Als uns der Hotel-City-Shuttlebus 24 Stunden später wieder vor dem Hotel ausspuckt, muss ich bekennen: Ich bin auf der Thessaloniki-Fanseite!

Ja, es gibt viele Plattenbauten und ja, die Sehenswürdigkeiten beschränken sich auf ein paar römische Ausgrabungen, einen Turm aus dem Mittelalter, einige prunkvolle Kirchen und eine Festungsanlage, doch die Menschen wissen es zu genießen und zu schlemmen, zum Beispiel auf dem Dach des Electra Palace Hotels beim Mittagessen mit Blick auf den Aristoteles-Platz, in den unzähligen Cafés und Bars des Ladadika Distrikts oder bei köstlichem Fisch und griechischem Wein in den kleinen Tavernen an der alten Festung.
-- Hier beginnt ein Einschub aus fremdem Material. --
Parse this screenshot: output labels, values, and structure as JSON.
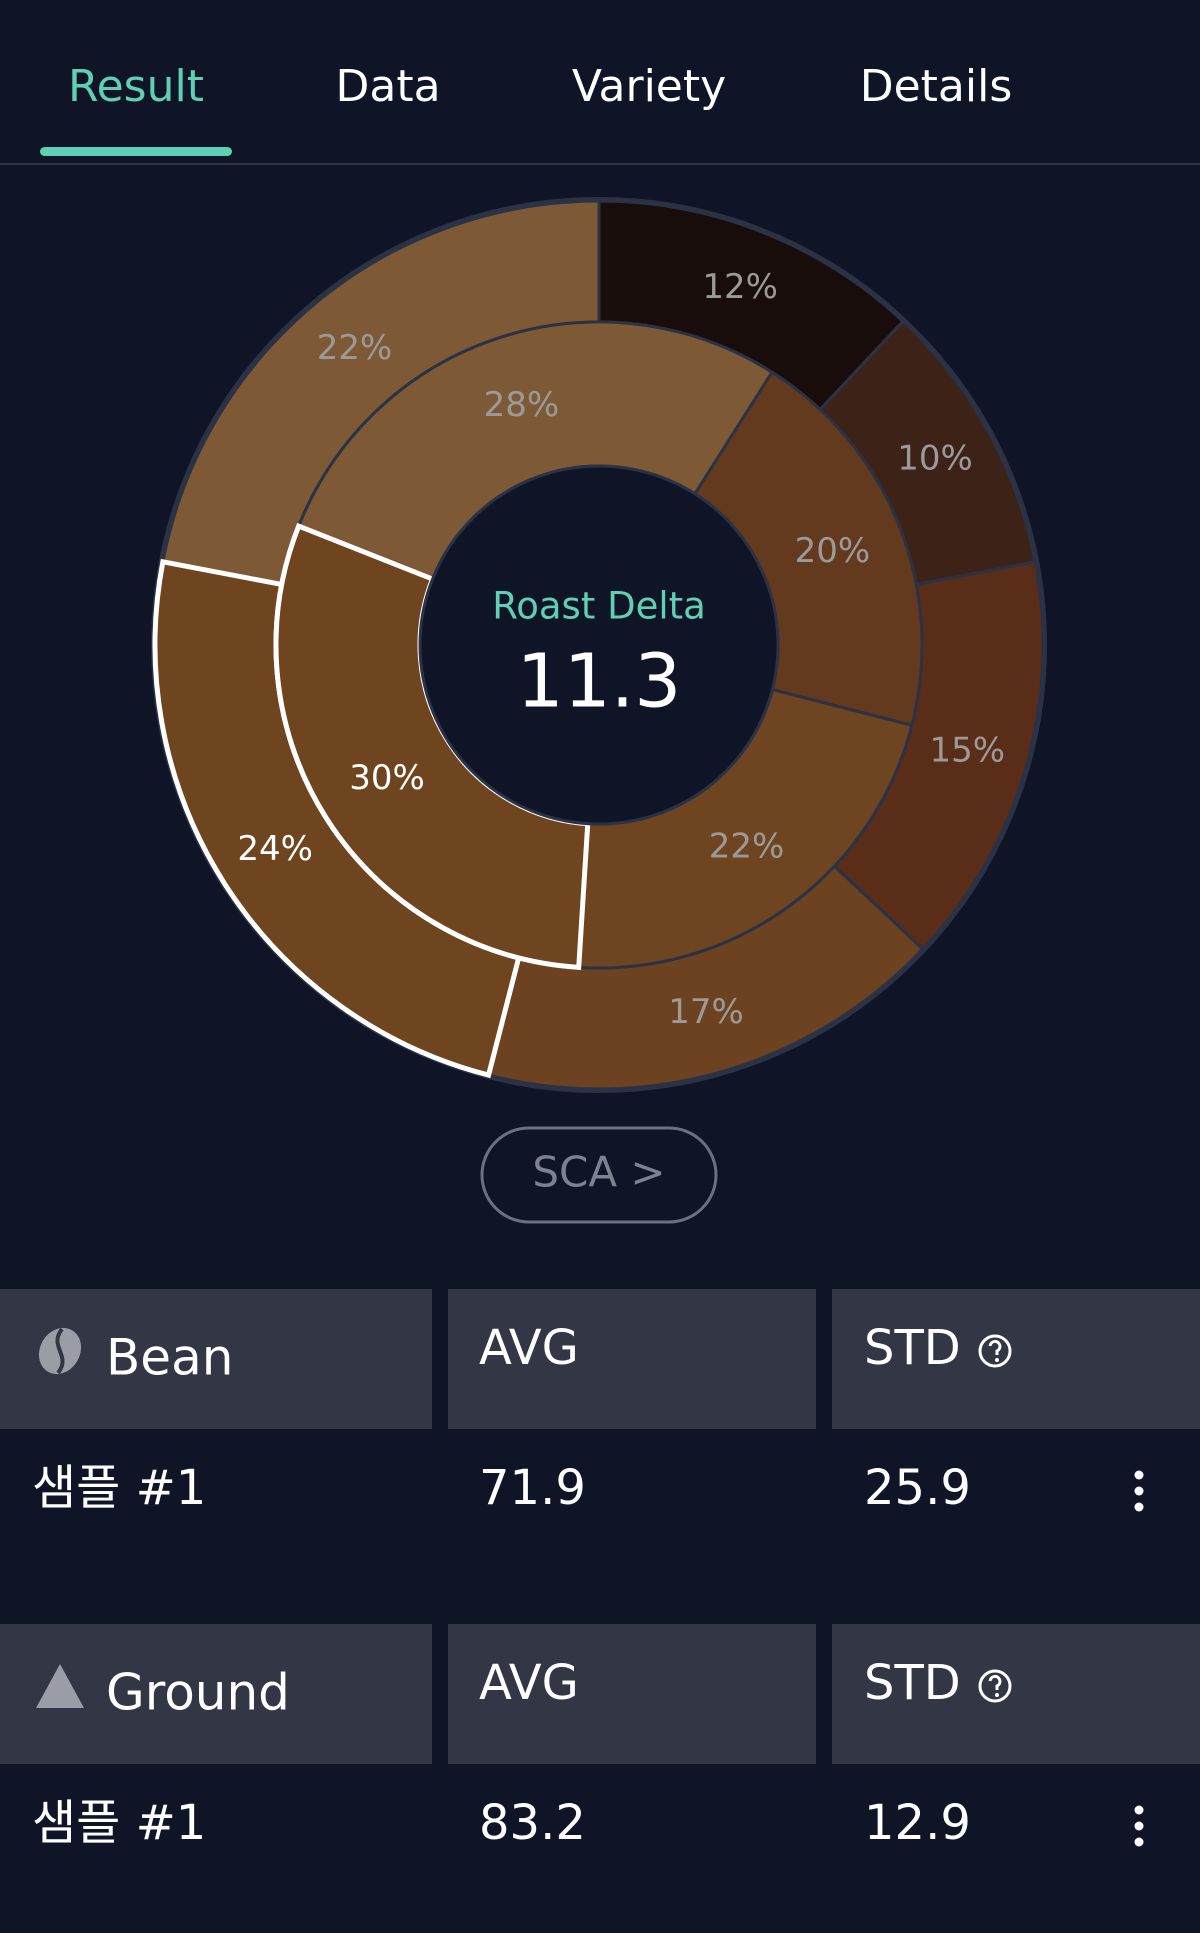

Von hier reicht der Blick über die Stadt und weit hinaus aufs Meer mit dem schneebedeckten Olymp am Horizont – ist das die griechische Authentizität, von der meine Tante mir mit leuchtenden Augen erzählt hat?

Vom Dach des The MET der Design Hotels in Thessaloniki genießt man eine unglaubliche Aussicht.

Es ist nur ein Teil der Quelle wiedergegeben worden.